Hewson Farms, in Mid Canterbury, grows on average around 350ha of potatoes a year as part of its operation. It grows a large tonnage for McCain Foods, but it also grows onions, wheat, ryegrass, clover, hybrid vegetable seed, seed carrots, beetroot, hybrid rape kale and linseed.
Director Ross Hewson said the influx of European fries into New Zealand, as shown in New Zealand trade figures, resulted in more than 40 containers of product flooding into the domestic market.
There was an even larger influx into Australia, he said.
McCain Foods responded to the glut in product by limiting volume being produced to supply to the market this year.
As a result, Hewson said the company had reduced the number of permanent employees it has in response to tightening market conditions, increasing costs of labour, inputs and compliance.

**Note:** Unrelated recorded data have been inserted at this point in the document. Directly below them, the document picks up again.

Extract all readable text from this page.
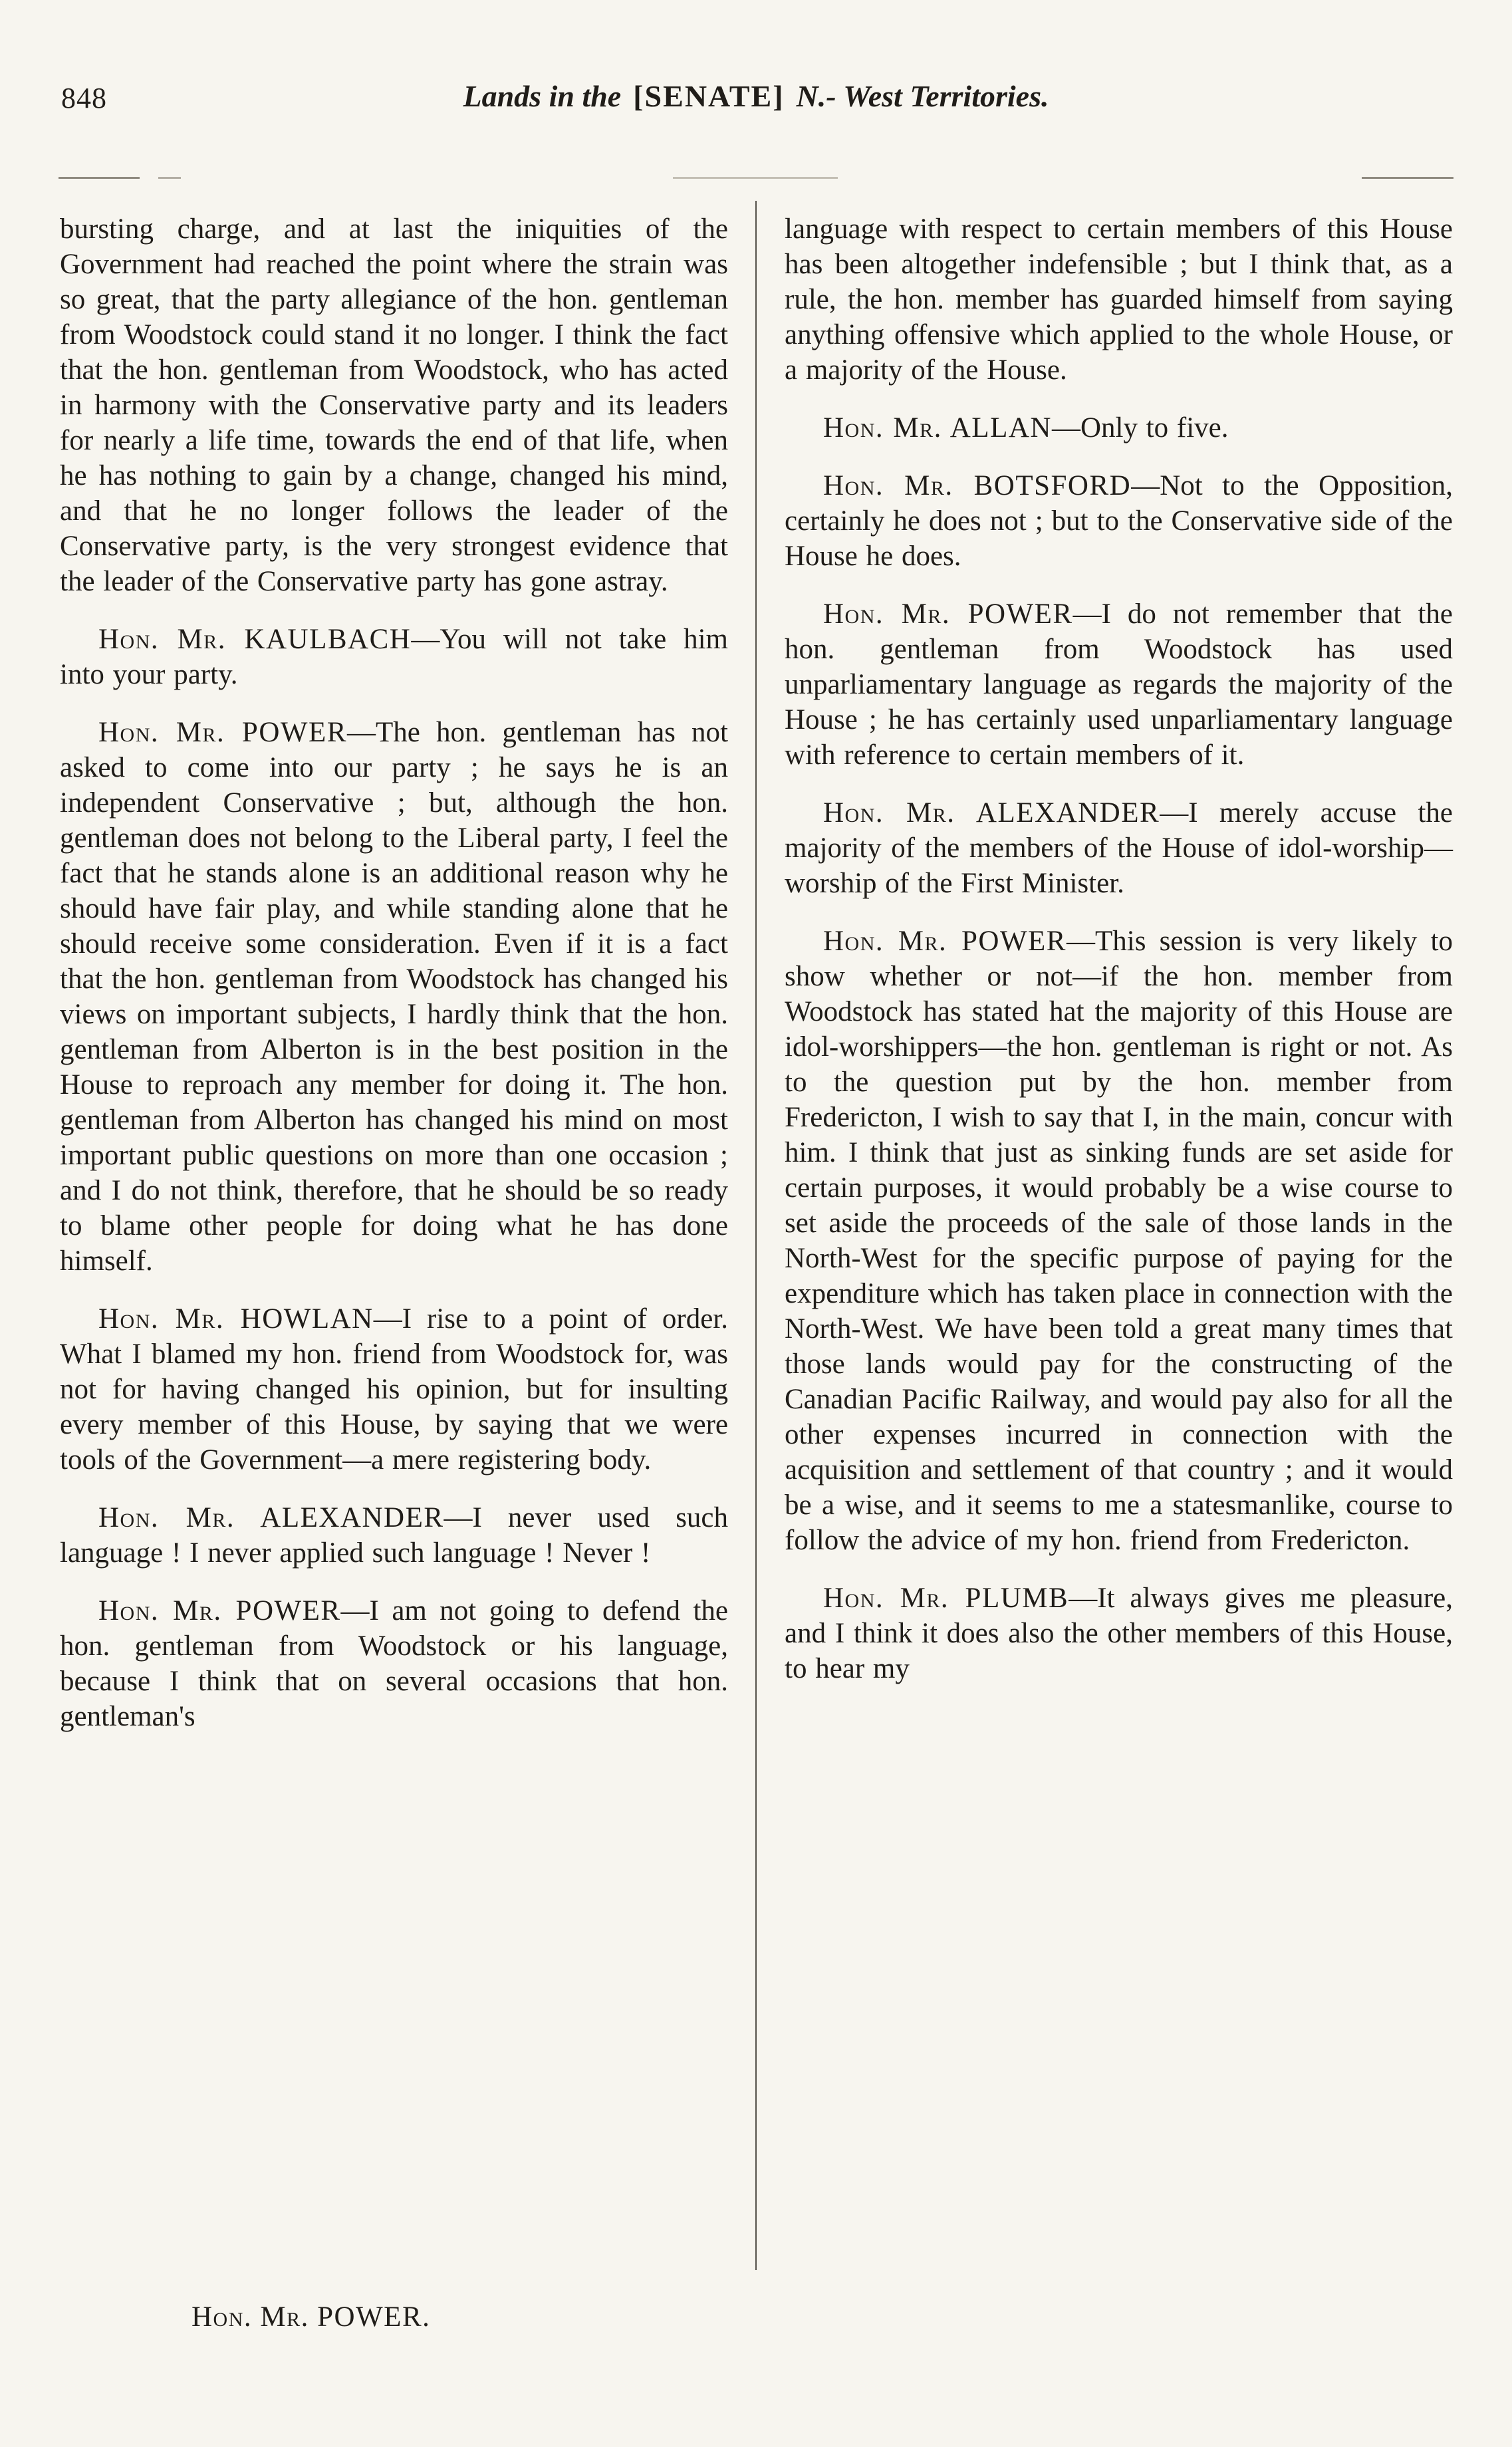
848	Lands in the [SENATE] N.- West Territories.

bursting charge, and at last the iniquities of the Government had reached the point where the strain was so great, that the party allegiance of the hon. gentleman from Woodstock could stand it no longer. I think the fact that the hon. gentleman from Woodstock, who has acted in harmony with the Conservative party and its leaders for nearly a life time, towards the end of that life, when he has nothing to gain by a change, changed his mind, and that he no longer follows the leader of the Conservative party, is the very strongest evidence that the leader of the Conservative party has gone astray.

Hon. Mr. KAULBACH—You will not take him into your party.

Hon. Mr. POWER—The hon. gentleman has not asked to come into our party ; he says he is an independent Conservative ; but, although the hon. gentleman does not belong to the Liberal party, I feel the fact that he stands alone is an additional reason why he should have fair play, and while standing alone that he should receive some consideration. Even if it is a fact that the hon. gentleman from Woodstock has changed his views on important subjects, I hardly think that the hon. gentleman from Alberton is in the best position in the House to reproach any member for doing it. The hon. gentleman from Alberton has changed his mind on most important public questions on more than one occasion ; and I do not think, therefore, that he should be so ready to blame other people for doing what he has done himself.

Hon. Mr. HOWLAN—I rise to a point of order. What I blamed my hon. friend from Woodstock for, was not for having changed his opinion, but for insulting every member of this House, by saying that we were tools of the Government—a mere registering body.

Hon. Mr. ALEXANDER—I never used such language ! I never applied such language ! Never !

Hon. Mr. POWER—I am not going to defend the hon. gentleman from Woodstock or his language, because I think that on several occasions that hon. gentleman's

language with respect to certain members of this House has been altogether indefensible ; but I think that, as a rule, the hon. member has guarded himself from saying anything offensive which applied to the whole House, or a majority of the House.

Hon. Mr. ALLAN—Only to five.

Hon. Mr. BOTSFORD—Not to the Opposition, certainly he does not ; but to the Conservative side of the House he does.

Hon. Mr. POWER—I do not remember that the hon. gentleman from Woodstock has used unparliamentary language as regards the majority of the House ; he has certainly used unparliamentary language with reference to certain members of it.

Hon. Mr. ALEXANDER—I merely accuse the majority of the members of the House of idol-worship—worship of the First Minister.

Hon. Mr. POWER—This session is very likely to show whether or not—if the hon. member from Woodstock has stated hat the majority of this House are idol-worshippers—the hon. gentleman is right or not. As to the question put by the hon. member from Fredericton, I wish to say that I, in the main, concur with him. I think that just as sinking funds are set aside for certain purposes, it would probably be a wise course to set aside the proceeds of the sale of those lands in the North-West for the specific purpose of paying for the expenditure which has taken place in connection with the North-West. We have been told a great many times that those lands would pay for the constructing of the Canadian Pacific Railway, and would pay also for all the other expenses incurred in connection with the acquisition and settlement of that country ; and it would be a wise, and it seems to me a statesmanlike, course to follow the advice of my hon. friend from Fredericton.

Hon. Mr. PLUMB—It always gives me pleasure, and I think it does also the other members of this House, to hear my

Hon. Mr. POWER.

Evidence given by industry members, such as Hewson, in the Potatoes New Zealand (PNZ) Pandemic Industry Recovery Plan application, completed in September, has prompted the Ministry for Business Innovation and Employment's (MBIE) trade remedies team to launch an investigation into the threat posed by surplus frozen fries being imported into the country.
Hewson said with New Zealand jobs and livelihoods at stake there was a "very clear case for MBIE to investigate".
"New Zealand jobs and livelihoods are at stake if New Zealand allows importers to view New Zealand as a predatory dumping ground."
He praised the backing of quick service restaurants such as McDonalds, which had spoken out and voiced their support to only use locally produced product in New Zealand and Australia.
"It sets a benchmark we hope all New Zealand food retailers such as Progressive and Foodstuffs will be supporting," he said.
The industry application, completed in September, was in response to the initial threat increased dumped imports of surplus European frozen fries posed to the New Zealand potato processing sector, combined with supply chain disruption effects caused by Covid-19.
At the time the surplus in Europe was 1.5million tonnes, but latest figures were estimated at 2.6million tonnes and growing due to the impacts of further lockdowns in parts of Europe.
The situation was not unique to New Zealand's potato industry, with those in the United States, Australia and South Africa also calling for duties or actions to limit or enforce anti-dumping measures.